What a tragedy. Here we are, watching the fine Iron Chef
show featuring Symon vs Trabocchi (first aired February 2009). There they are, squaring off. They have beautiful woodland strawberries, wagu beef, shrimp... all the finest ingredients that the show is known for. One of the contestants - we didn't notice which one in our apoplectic fit - ended up making a mojito. In fact, it was a basil
mojito (the basil used in lieu of mint)... and that was the tragic moment.
You see, in the midst of all of those fine ingredients, we see the master chef pull out a 1.5 liter jug of Bacardi Light rum
and fill up the glass. YOU HAVE GOT TO BE FREAKIN' KIDDING US!
Alright, after a few Zen breathing techniques, let's talk about this rationally. There's nothing wrong with Bacardi Light; it's a very serviceable rum. And what the heck, they're mixing it with simple syrup... but then again, this is Iron Chef. Can you at least try
a little bit?
For us, aged rums are beautiful in mojitos but people tend to like the crystal clear quality so fine: use a light rum.

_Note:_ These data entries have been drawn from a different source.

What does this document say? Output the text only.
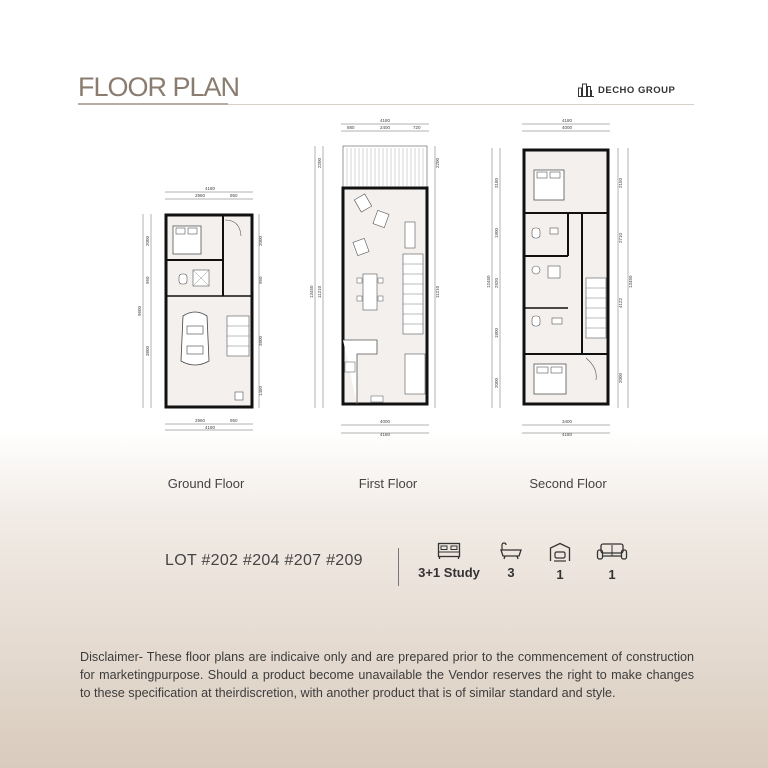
FLOOR PLAN	DECHO GROUP
4180
2960	950
2960	950
4180
9600
2000
950
3800
2000
950
3800
1450
4180
880	2400	720
13450
2200
11210
2200
11210
4000
4180
4180
4000
12450
3180
1900
2920
1800
2000
2150
2710
4122
2000
13450
3400
4180
Ground Floor	First Floor	Second Floor
LOT #202 #204 #207 #209
3+1 Study	3	1	1
Disclaimer- These floor plans are indicaive only and are prepared prior to the commencement of construction for marketingpurpose. Should a product become unavailable the Vendor reserves the right to make changes to these specification at theirdiscretion, with another product that is of similar standard and style.
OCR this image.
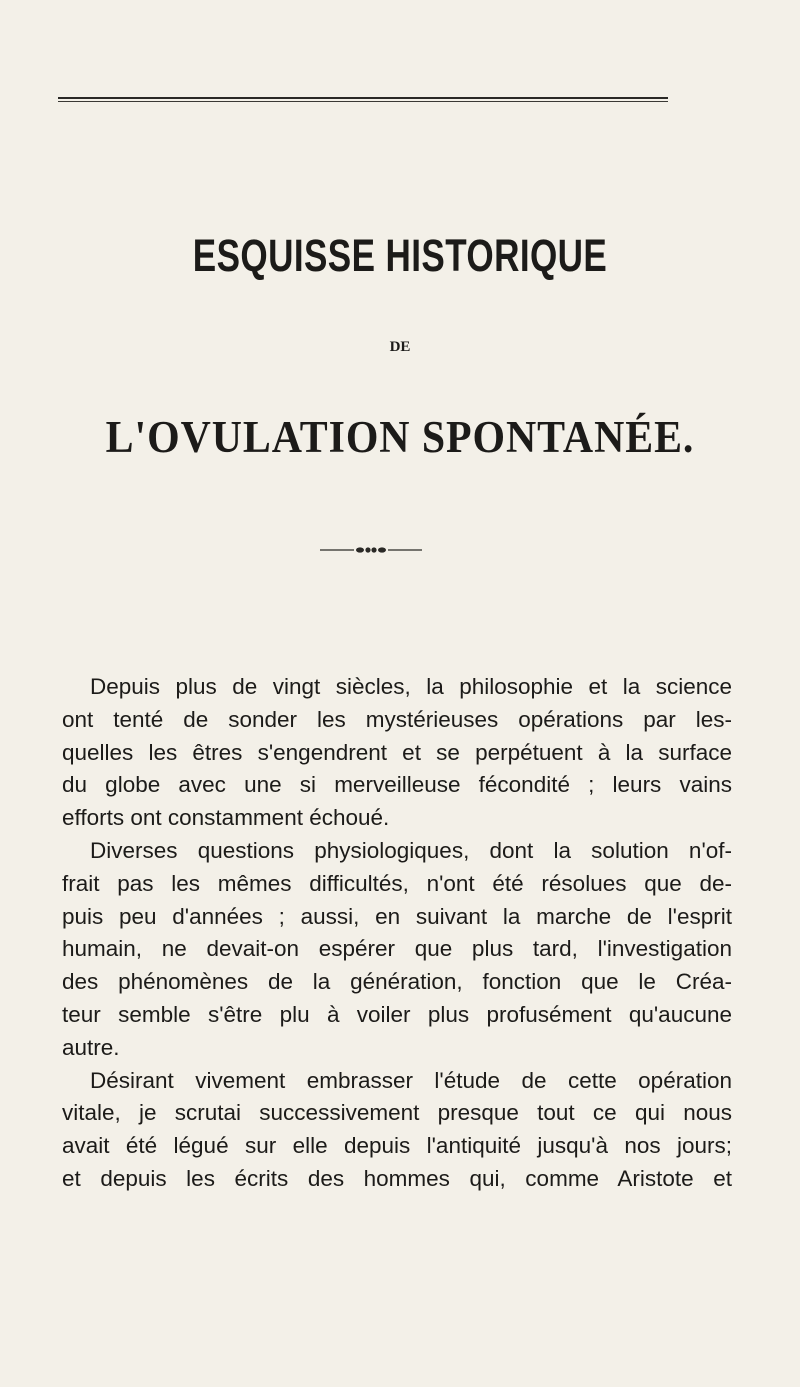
ESQUISSE HISTORIQUE
DE
L'OVULATION SPONTANÉE.
Depuis plus de vingt siècles, la philosophie et la science
ont tenté de sonder les mystérieuses opérations par les-
quelles les êtres s'engendrent et se perpétuent à la surface
du globe avec une si merveilleuse fécondité ; leurs vains
efforts ont constamment échoué.
Diverses questions physiologiques, dont la solution n'of-
frait pas les mêmes difficultés, n'ont été résolues que de-
puis peu d'années ; aussi, en suivant la marche de l'esprit
humain, ne devait-on espérer que plus tard, l'investigation
des phénomènes de la génération, fonction que le Créa-
teur semble s'être plu à voiler plus profusément qu'aucune
autre.
Désirant vivement embrasser l'étude de cette opération
vitale, je scrutai successivement presque tout ce qui nous
avait été légué sur elle depuis l'antiquité jusqu'à nos jours;
et depuis les écrits des hommes qui, comme Aristote et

But come on! There's still some great stuff out there!
There's a beautiful little Rhum Agricole put out by La Favorite
that's been very well regarded.
Matusalem makes awesome rums and their platino
is no exception. And it's only $17 so it's actually about the same price as the Bacardi!!
What about some boutique rum like 10-Cane
or a microdistillery like Rogue
Then the moron judge tasted the mojito. He rightly noted that the chef poured it a little strong (we noticed it was like five ounces of rum in some ice and a half-ounce of syrup). This moron judge said, "Did you consider diluting the cachaca
at all?" Sweet Mary Mother of Jesus you fool; cachaca is a specialty Brazilian rum while YOU-culinary Einstein-just tasted garden variety Bacardi, which is a Puerto Rican Rum.
What a tragedy this was.
So yeah, if you're keeping score at home we had a master chef use Bacardi Light rum and the master judge suggested he used a Brazilian rum in a Cuban drink that used basil instead of the trademark mint. So while Brazilians everywhere are spitting nails over the thought of their national spirit going in a Cuban drink we can just think to ourselves: that's the American melting pot.
Just to be fair, Top Chef
also ran with some cocktails in their semi-final match for the 2008 season and they were supposed to make some kind of cocktail for New Orleans. We didn't notice what kind of liquor they used. But all these chefs could use an introduction to the wonders of Proof66 and it's ability to nail awesome spirits with very little effort.